Police in Oklahoma County have noted that 17 year old murder suspect Kyle Smith has “admitted to investigators when he was arrested that he was into heavy metal music” and have removed a Slipknot album from his home as evidence.
The police evidence inventory shows that the investigators have made note that the album features a pentagram on the case (presumably the band’s 2008 album All Hope Is Gone ) and also collected another 50 items of evidence including a “demonic drawing”, a novelty bullet, four knives and a dagger as evidence.
Smith is accused of murdering his grandparents with a machete, videotaping the gruesome scene on his camera phone and setting the house on fire in an attempt to cover up the crime.
Slipknot were also maligned after a 2008 murder in South Africa, when a sword-wielding schoolboy killed 16-year-old student while dressed in an outfit similar to Slipknot drummer Joey Jordison’s stage costume.
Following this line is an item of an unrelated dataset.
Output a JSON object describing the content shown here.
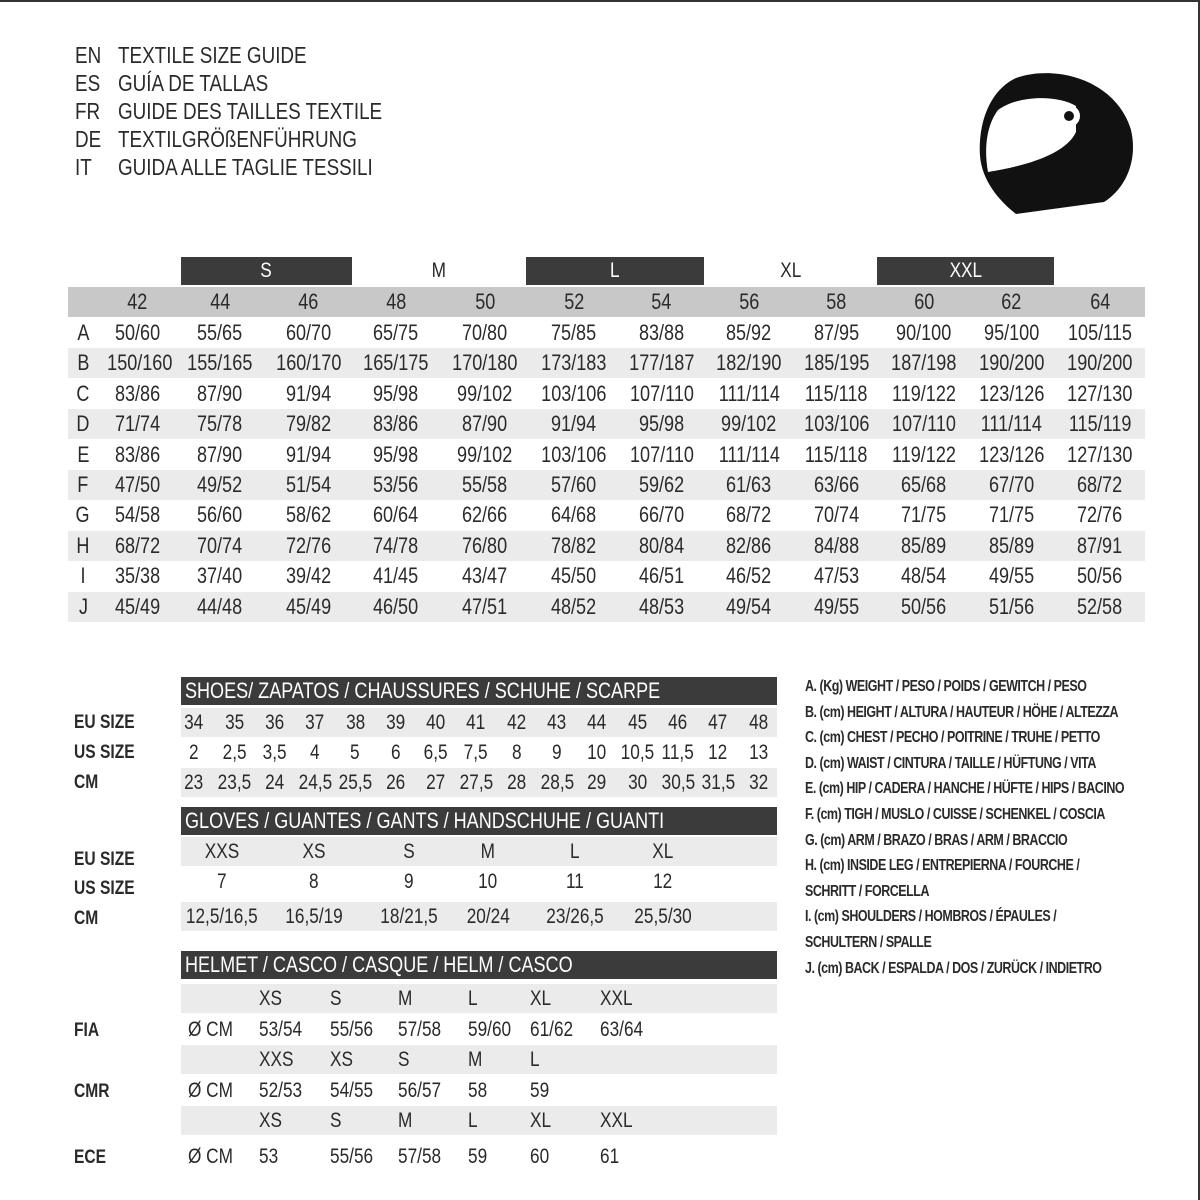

Pierre Eksteen, the director of a South African student support network, declared at the time that “Young people need to be informed of the effects of bad Satanic music”. However, the police investigative psychology unit investigating the case called for reason, nothing that “Whenever there is a murder, people jump to conclusions, and always God or Satan told the killers to do it. These notions shouldn’t be taken seriously because it is straightforward: someone, of their own free will, can kill another person.”
On a far less serious (though perhaps mistimed note) linking Slipkot to horrible events in Oklahoma, the state’s squeaky clean trio Hanson laughed it up on April Fools Day by announcing that their next album “will consist entirely of Slipknot covers”.
The band released a ‘leaked’ rehearsal session as drummer Zac Hanson claimed that “We have always cited classic soul and rock and roll as an inspiration, but we have had long-time respect for heavy metal and bands like Slipknot who capture true angst.”